你知不知道自己到底有多性感?這套泳衣穿在你身上究竟能兜遮住什麼?
裸露的脊背挺直,蚊子咬的小紅點還未消散,布滿脊背,泳衣帶子下隱約可見的腰窩,還有一顆硃砂色的小痣。
岑硯狠狠動了動喉結,目光慢慢游移到鏡子裡反射出的你,移向你塗著粉紅的泛著光的嘴唇,眸色變得幽深。

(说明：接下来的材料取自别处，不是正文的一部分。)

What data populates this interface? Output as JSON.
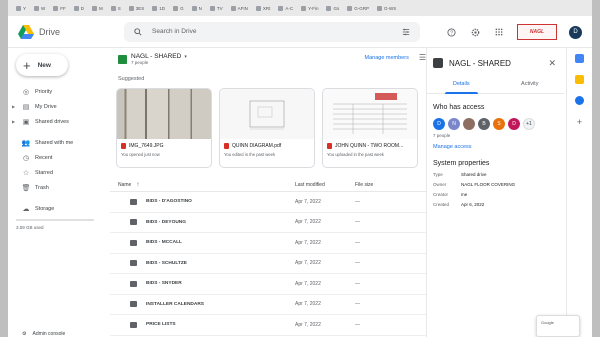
{
  "bookmarks": [
    "Y",
    "W",
    "FF",
    "D",
    "M",
    "S",
    "3ES",
    "1D",
    "G",
    "N",
    "TV",
    "AFIN",
    "XRt",
    "A-C",
    "Y-Fin",
    "Gs",
    "G-GRP",
    "G-WS"
  ],
  "header": {
    "app_name": "Drive",
    "search_placeholder": "Search in Drive",
    "brand_badge": "NAGL",
    "avatar_letter": "D"
  },
  "sidebar": {
    "new_label": "New",
    "items": [
      {
        "label": "Priority",
        "icon": "check-circle-icon"
      },
      {
        "label": "My Drive",
        "icon": "drive-icon"
      },
      {
        "label": "Shared drives",
        "icon": "shared-drive-icon"
      },
      {
        "label": "Shared with me",
        "icon": "people-icon"
      },
      {
        "label": "Recent",
        "icon": "clock-icon"
      },
      {
        "label": "Starred",
        "icon": "star-icon"
      },
      {
        "label": "Trash",
        "icon": "trash-icon"
      },
      {
        "label": "Storage",
        "icon": "cloud-icon"
      }
    ],
    "storage_used": "3.59 GB used",
    "admin_label": "Admin console"
  },
  "main": {
    "drive_title": "NAGL - SHARED",
    "people_count": "7 people",
    "manage_members": "Manage members",
    "suggested_label": "Suggested",
    "cards": [
      {
        "name": "IMG_7649.JPG",
        "sub": "You opened just now"
      },
      {
        "name": "QUINN DIAGRAM.pdf",
        "sub": "You edited in the past week"
      },
      {
        "name": "JOHN QUINN - TWO ROOM...",
        "sub": "You uploaded in the past week"
      }
    ],
    "columns": {
      "name": "Name",
      "modified": "Last modified",
      "size": "File size"
    },
    "rows": [
      {
        "name": "BIDS - D'AGOSTINO",
        "modified": "Apr 7, 2022",
        "size": "—"
      },
      {
        "name": "BIDS - DEYOUNG",
        "modified": "Apr 7, 2022",
        "size": "—"
      },
      {
        "name": "BIDS - MCCALL",
        "modified": "Apr 7, 2022",
        "size": "—"
      },
      {
        "name": "BIDS - SCHULTZE",
        "modified": "Apr 7, 2022",
        "size": "—"
      },
      {
        "name": "BIDS - SNYDER",
        "modified": "Apr 7, 2022",
        "size": "—"
      },
      {
        "name": "INSTALLER CALENDARS",
        "modified": "Apr 7, 2022",
        "size": "—"
      },
      {
        "name": "PRICE LISTS",
        "modified": "Apr 7, 2022",
        "size": "—"
      }
    ]
  },
  "panel": {
    "title": "NAGL - SHARED",
    "tab_details": "Details",
    "tab_activity": "Activity",
    "who_has_access": "Who has access",
    "avatars": [
      {
        "letter": "D",
        "color": "#1a73e8"
      },
      {
        "letter": "N",
        "color": "#7986cb"
      },
      {
        "letter": "",
        "color": "#8d6e63"
      },
      {
        "letter": "B",
        "color": "#5f6368"
      },
      {
        "letter": "S",
        "color": "#e8710a"
      },
      {
        "letter": "D",
        "color": "#c2185b"
      },
      {
        "letter": "+1",
        "color": "#f1f3f4"
      }
    ],
    "people_count": "7 people",
    "manage_access": "Manage access",
    "system_properties": "System properties",
    "props": [
      {
        "k": "Type",
        "v": "Shared drive"
      },
      {
        "k": "Owner",
        "v": "NAGL FLOOR COVERING"
      },
      {
        "k": "Creator",
        "v": "me"
      },
      {
        "k": "Created",
        "v": "Apr 6, 2022"
      }
    ]
  },
  "popup_text": "Google"
}
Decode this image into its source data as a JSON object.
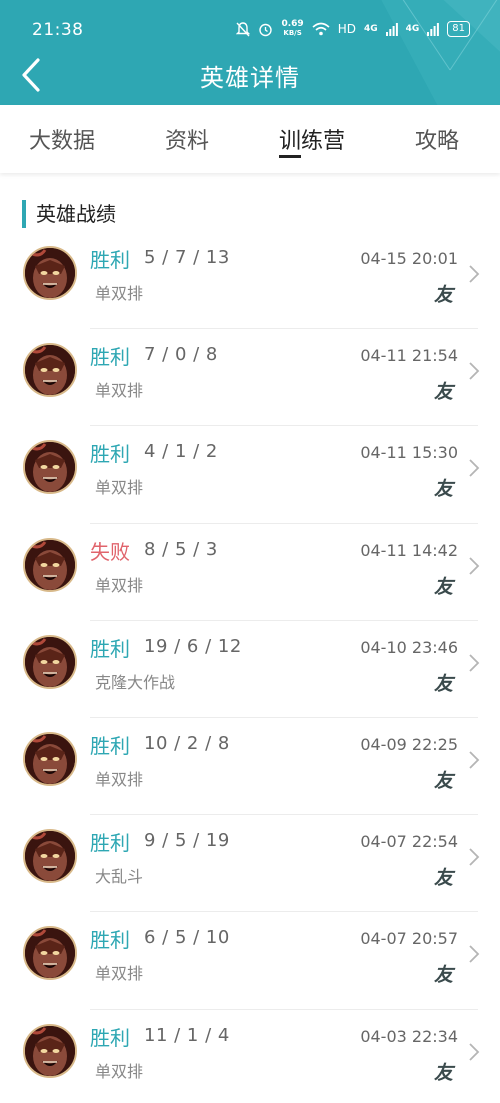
{
  "status": {
    "time": "21:38",
    "net_speed": "0.69",
    "net_unit": "KB/S",
    "hd": "HD",
    "sig1": "4G",
    "sig2": "4G",
    "battery": "81"
  },
  "header": {
    "title": "英雄详情"
  },
  "tabs": [
    {
      "label": "大数据",
      "active": false
    },
    {
      "label": "资料",
      "active": false
    },
    {
      "label": "训练营",
      "active": true
    },
    {
      "label": "攻略",
      "active": false
    }
  ],
  "section": {
    "title": "英雄战绩"
  },
  "colors": {
    "accent": "#2ea7b3",
    "win": "#2ea7b3",
    "lose": "#e0636b"
  },
  "matches": [
    {
      "result": "胜利",
      "kda": "5 / 7 / 13",
      "mode": "单双排",
      "time": "04-15 20:01",
      "tag": "友"
    },
    {
      "result": "胜利",
      "kda": "7 / 0 / 8",
      "mode": "单双排",
      "time": "04-11 21:54",
      "tag": "友"
    },
    {
      "result": "胜利",
      "kda": "4 / 1 / 2",
      "mode": "单双排",
      "time": "04-11 15:30",
      "tag": "友"
    },
    {
      "result": "失败",
      "kda": "8 / 5 / 3",
      "mode": "单双排",
      "time": "04-11 14:42",
      "tag": "友"
    },
    {
      "result": "胜利",
      "kda": "19 / 6 / 12",
      "mode": "克隆大作战",
      "time": "04-10 23:46",
      "tag": "友"
    },
    {
      "result": "胜利",
      "kda": "10 / 2 / 8",
      "mode": "单双排",
      "time": "04-09 22:25",
      "tag": "友"
    },
    {
      "result": "胜利",
      "kda": "9 / 5 / 19",
      "mode": "大乱斗",
      "time": "04-07 22:54",
      "tag": "友"
    },
    {
      "result": "胜利",
      "kda": "6 / 5 / 10",
      "mode": "单双排",
      "time": "04-07 20:57",
      "tag": "友"
    },
    {
      "result": "胜利",
      "kda": "11 / 1 / 4",
      "mode": "单双排",
      "time": "04-03 22:34",
      "tag": "友"
    }
  ]
}
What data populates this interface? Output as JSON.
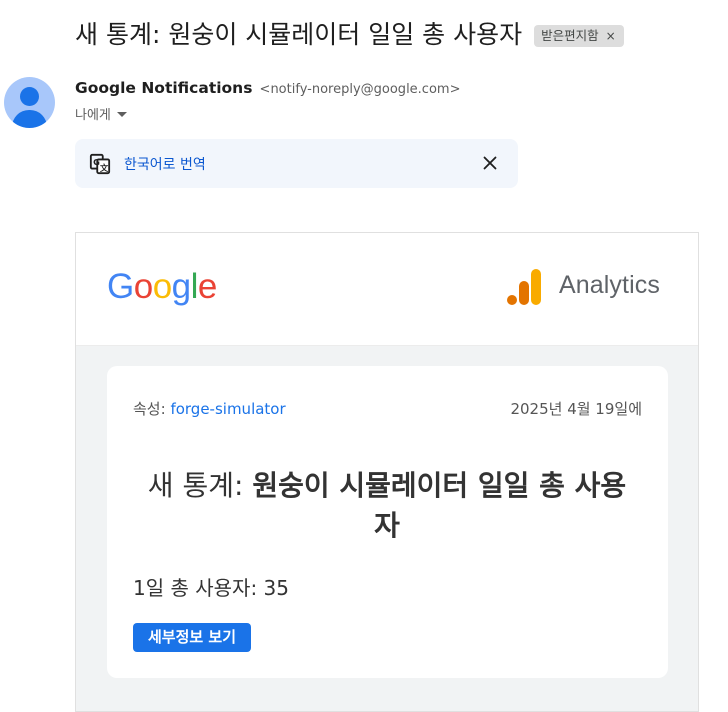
{
  "email": {
    "subject": "새 통계: 원숭이 시뮬레이터 일일 총 사용자",
    "label": "받은편지함",
    "label_remove": "×",
    "sender_name": "Google Notifications",
    "sender_email": "<notify-noreply@google.com>",
    "recipient": "나에게"
  },
  "translate": {
    "link_text": "한국어로 번역",
    "icon": "translate-icon",
    "close_icon": "close-icon"
  },
  "body": {
    "logo_text": [
      "G",
      "o",
      "o",
      "g",
      "l",
      "e"
    ],
    "logo_colors": [
      "#4285F4",
      "#EA4335",
      "#FBBC05",
      "#4285F4",
      "#34A853",
      "#EA4335"
    ],
    "product_name": "Analytics",
    "property_label": "속성: ",
    "property_value": "forge-simulator",
    "date": "2025년 4월 19일에",
    "headline_prefix": "새 통계: ",
    "headline_bold": "원숭이 시뮬레이터 일일 총 사용자",
    "metric_text": "1일 총 사용자: 35",
    "button_label": "세부정보 보기"
  },
  "colors": {
    "link_blue": "#0b57d0",
    "button_blue": "#1a73e8",
    "ga_orange_dark": "#E37400",
    "ga_orange_light": "#F9AB00",
    "avatar_bg": "#a8c7fa"
  }
}
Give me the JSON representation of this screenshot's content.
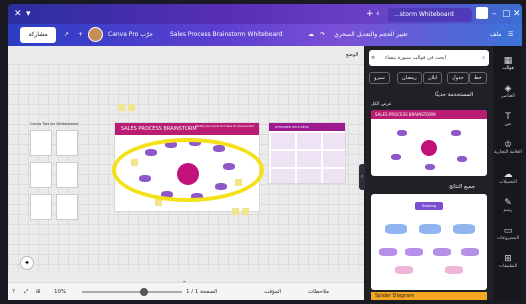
{
  "browser": {
    "tab_title": "...storm Whiteboard",
    "window_controls": [
      "minimize-icon",
      "maximize-icon",
      "close-icon"
    ]
  },
  "editor_bar": {
    "share_label": "مشاركة",
    "canva_pro": "Canva Pro جرّب",
    "doc_title": "Sales Process Brainstorm Whiteboard",
    "upgrade_label": "تغيير الحجم والتعديل السحري",
    "file_label": "ملف"
  },
  "canvas": {
    "top_label": "الوضع",
    "tips_title": "Canva Tips for Whiteboards",
    "board_title": "SALES PROCESS BRAINSTORM",
    "board_subtitle": "Identify pain points and ideas for improvement",
    "side_board_title": "ATTENDED HELP DESK"
  },
  "bottom_bar": {
    "notes_label": "ملاحظات",
    "timer_label": "المؤقت",
    "page_label": "الصفحة 1 / 1",
    "zoom_label": "10%"
  },
  "side_panel": {
    "search_placeholder": "ابحث في قوالب سبورة بيضاء",
    "chips": [
      "خط",
      "جدول",
      "ابلان",
      "رمضان",
      "سيرو"
    ],
    "recent_title": "المستخدمة حديثًا",
    "recent_link": "عرض الكل",
    "all_results_title": "جميع النتائج",
    "spider_label": "Spider Diagram",
    "thumb1_title": "SALES PROCESS BRAINSTORM",
    "thumb2_title": "Drawing"
  },
  "rail": {
    "items": [
      {
        "label": "قوالب",
        "icon": "template-icon"
      },
      {
        "label": "العناصر",
        "icon": "elements-icon"
      },
      {
        "label": "نص",
        "icon": "text-icon"
      },
      {
        "label": "العلامة التجارية",
        "icon": "brand-icon"
      },
      {
        "label": "التحميلات",
        "icon": "upload-icon"
      },
      {
        "label": "رسم",
        "icon": "draw-icon"
      },
      {
        "label": "المشروعات",
        "icon": "projects-icon"
      },
      {
        "label": "التطبيقات",
        "icon": "apps-icon"
      }
    ]
  },
  "colors": {
    "accent": "#7b3fd3",
    "board_header": "#b91d73",
    "highlight": "#f4e11a"
  }
}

他慢慢走近,從背後環住你,濕熱的呼吸落在你耳後,耳垂被輕輕咬住,男人聲音已經沙啞不堪,「寶寶,好美的寶寶。」
你心底害羞,垂下眸子,眼睫不停地顫動,不敢看鏡中的自己是怎樣一副/椿/瑟,努力保持著硬氣,「岑硯!都怪你,害我穿不了泳衣!」
岑硯眯起眼,伸手從你細長的脖子一點一點撫摸到你的下巴,輕柔地掰向他,「寶寶,這不是穿著嗎?怎麼就不能穿了?」
可憐的姜姜,在酒店裡穿不也是一樣的麼?
你被這話說得呼吸一滯,已經意識到了他要做什麼,男人的手指略過你軟綿的唇,逐漸收緊。
你的手臂被他緊緊扣住,身體忍不住軟在他懷裡,「別……」
姜姜姜姜,好可愛,求饒的寶寶好可愛,揉捏了一會兒,他的另一隻手鬆開你的臂彎,撫上你軟綿的嘴唇,溫熱的呼吸從唇縫裡面撲出,甜甜的,如同爆了漿的野果一般。
「嗯……岑硯……」
「你怎麼……」
你的聲音逐漸斷斷續續,「流…氓!……混蛋!」
無論你怎麼罵他,用什麼骯髒的詞彙罵他,他都不開口,悶聲低頭吻著你的後頸。
漸漸地,你住了口,因為你發現,你罵的得越厲害,他好像越興奮。
他像外出的小狗一樣,看見主人打開了門就直直闖入門縫,主人被嚇壞了,還要低頭摸摸狗狗毛絨絨的腦袋,安撫他好不容易見到主人的激動。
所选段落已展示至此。